A typical process for training a supervised learning model looks like this:
Oftentimes the original features are not the optimal representation of the underlying phenomena and consequently people may opt for applying a feature transformation on the original feature space as a pre-processing step before model training. The supervised learning pipeline would then look like this:
Transformations of the feature space typically come with a natural ordering of the transformed features. For instance, the commonly used Principal Component Analysis (PCA) produces transformed features (or principal components) that are sorted according to how much of the original dataset’s variance is captured by a principal component. Accordingly, the first principal component captures more of the original dataset’s variance than the second component and so on.
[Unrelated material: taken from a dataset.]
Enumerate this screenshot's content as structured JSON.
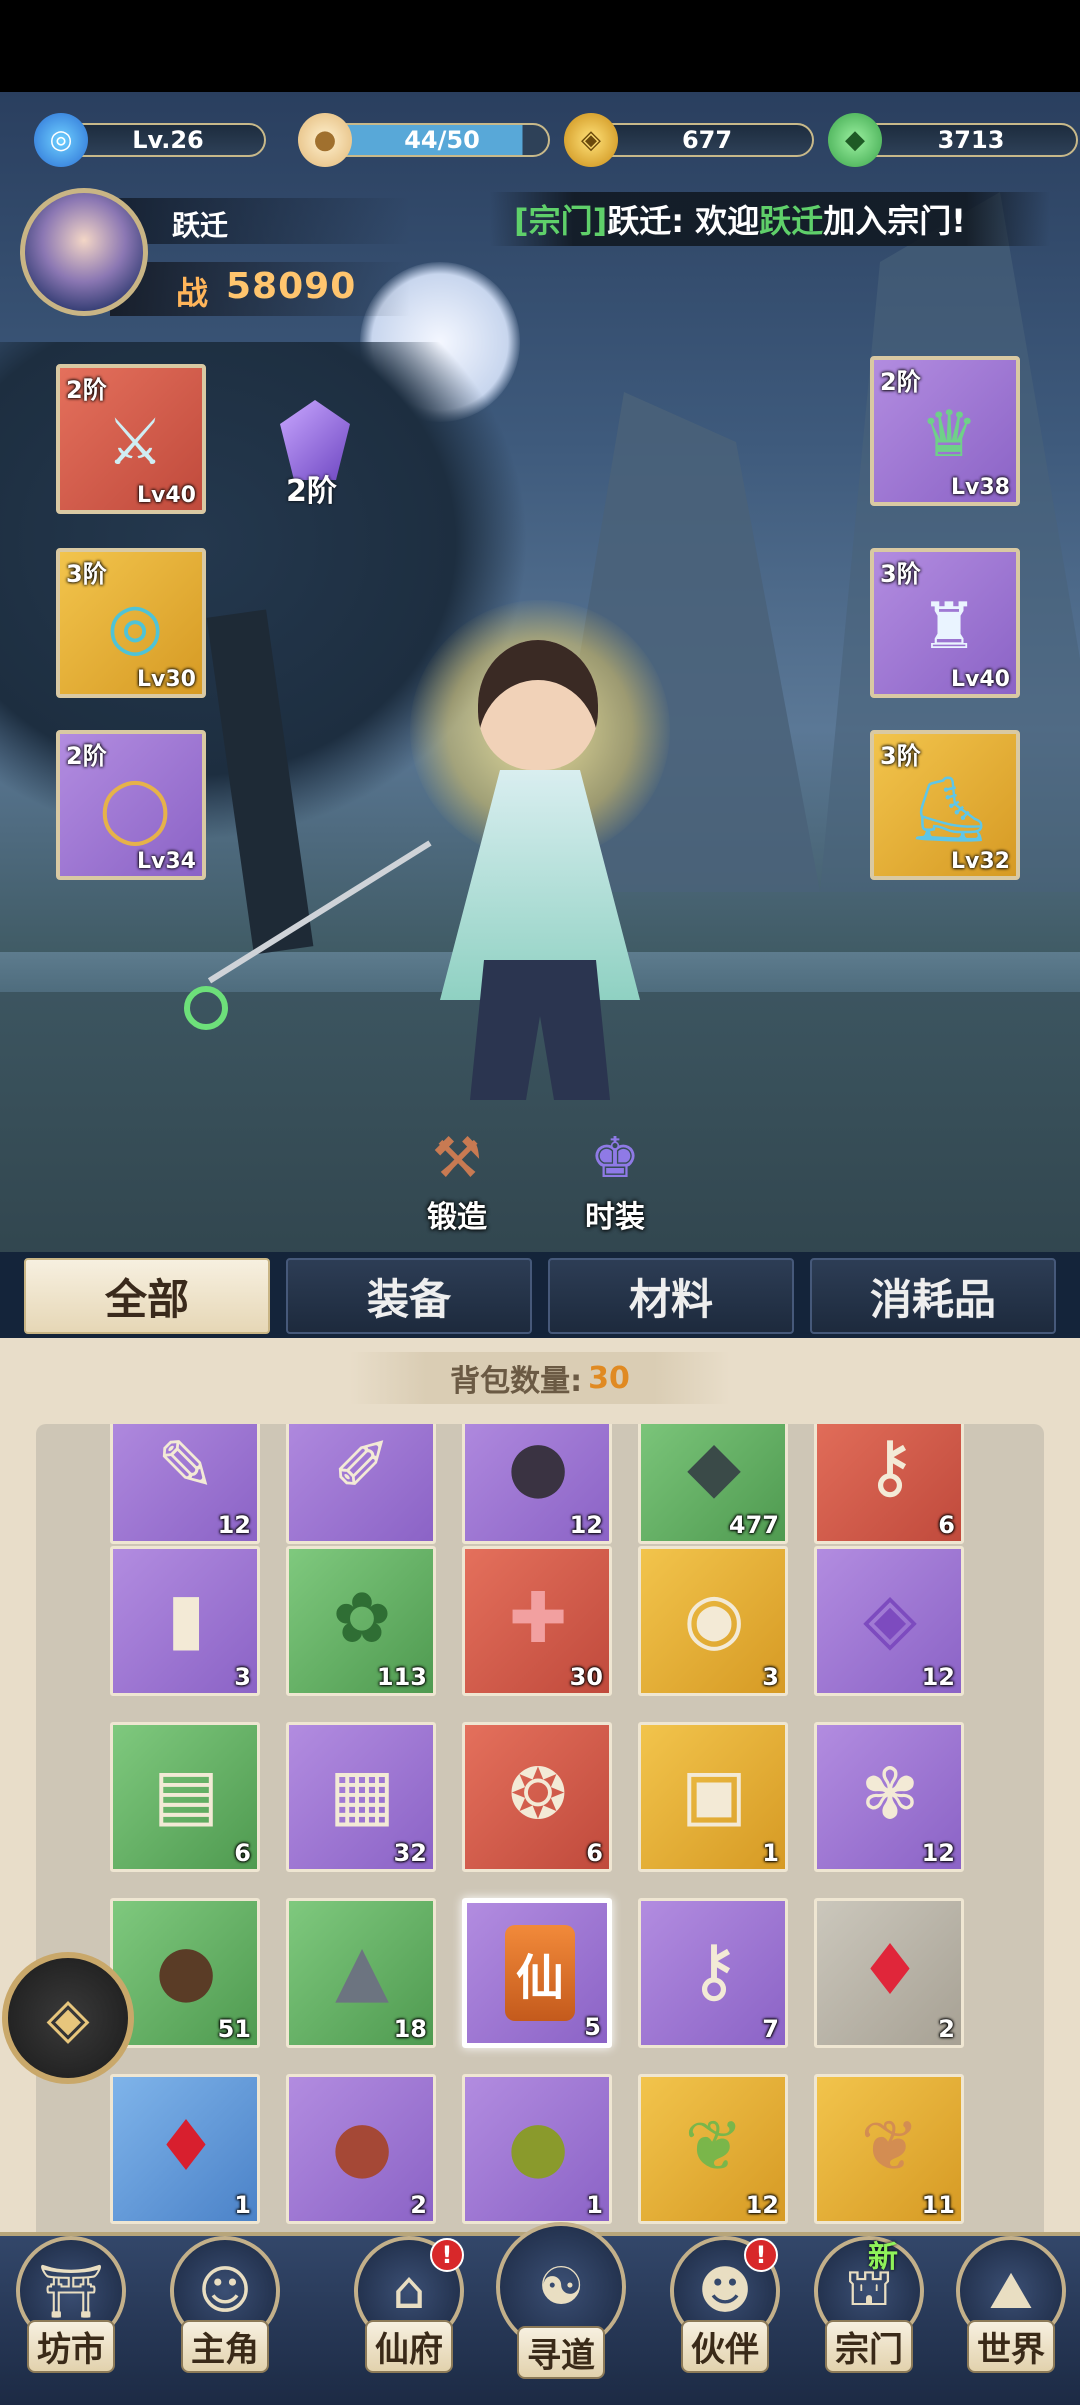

Feature selection is a staple of the machine learning process and aims to increase model performance and reduce model complexity by eliminating features that do not provide much value to the model. Intuitively, feature selection eliminates features that are either irrelevant to the predictive task at hand or features that are redundant. The natural ordering of transformed features serves as a good heuristic for eliminating features. For instance, a common practice is to include principal components that explain the bulk majority of the variance in the original dataset (say 98%) and discard the rest. Nice and simple, right? or is it?
As it turns out, there is no guarantee that the natural ordering of principal components (for instance according to the amount of variance they explain) will match the ordering of principal components according to their predictive power (how much do they make the model better at predicting the target variable). It could very well be the case that a higher principal component PCj has more predictive power than a lower principal component PCi (where i < j) even though PCi explains more of the data’s variance than PCj.
The key intuition behind this observation is that PCA (and other statistical feature transformation techniques) are unsupervised statistical learning procedures where no particular target feature is being optimized for, rather the model is optimizing for a better representation of the underlying statistical structure of the data (according to some metric). In short, the target variable of the overarching prediction process is irrelevant to the feature transformation procedure.
In their brilliant book “Applied Predictive Modeling”, Max Kuhn and Kjell Johnson give a simple example of a binary classification task where, on a particular (real) dataset, the second principal component PC2 (in this case accounting for only about 8% of the variance in the data) separates the two possible outcome classes in a much better manner than the first principal component PC1 (which in this case accounts for 92% of the variance in the data). The difference in predictive power can be seen clearly from the box plots below: PC2 exhibits a lot less overlap between the two classes than PC1 and consequently PC2 has more predictive power than PC1. Find the book here and read more about this particular case on the authors’ blog here.
The take home message here is: a transformed feature’s predictive power doesn’t necessarily map to it’s natural importance in the transformed feature space. The way to go is to compute some metric of feature importance for each of the transformed features and then use that as an indicator for feature selection. Of course on planet earth, people don’t often analyze individual features in isolation. All sorts of feature interactions come into play especially with linear methods like PCA. However, the message is still a good one to keep in mind.
How this post came to be? Every week at Optima, everyone on the team gets five minutes or so to share a “nugget” of data science, algorithms or related knowledge. The only rule is that it can be explained and grasped in 5 to 10 minutes. Lately we decided to share these nuggets with the world. So here we are.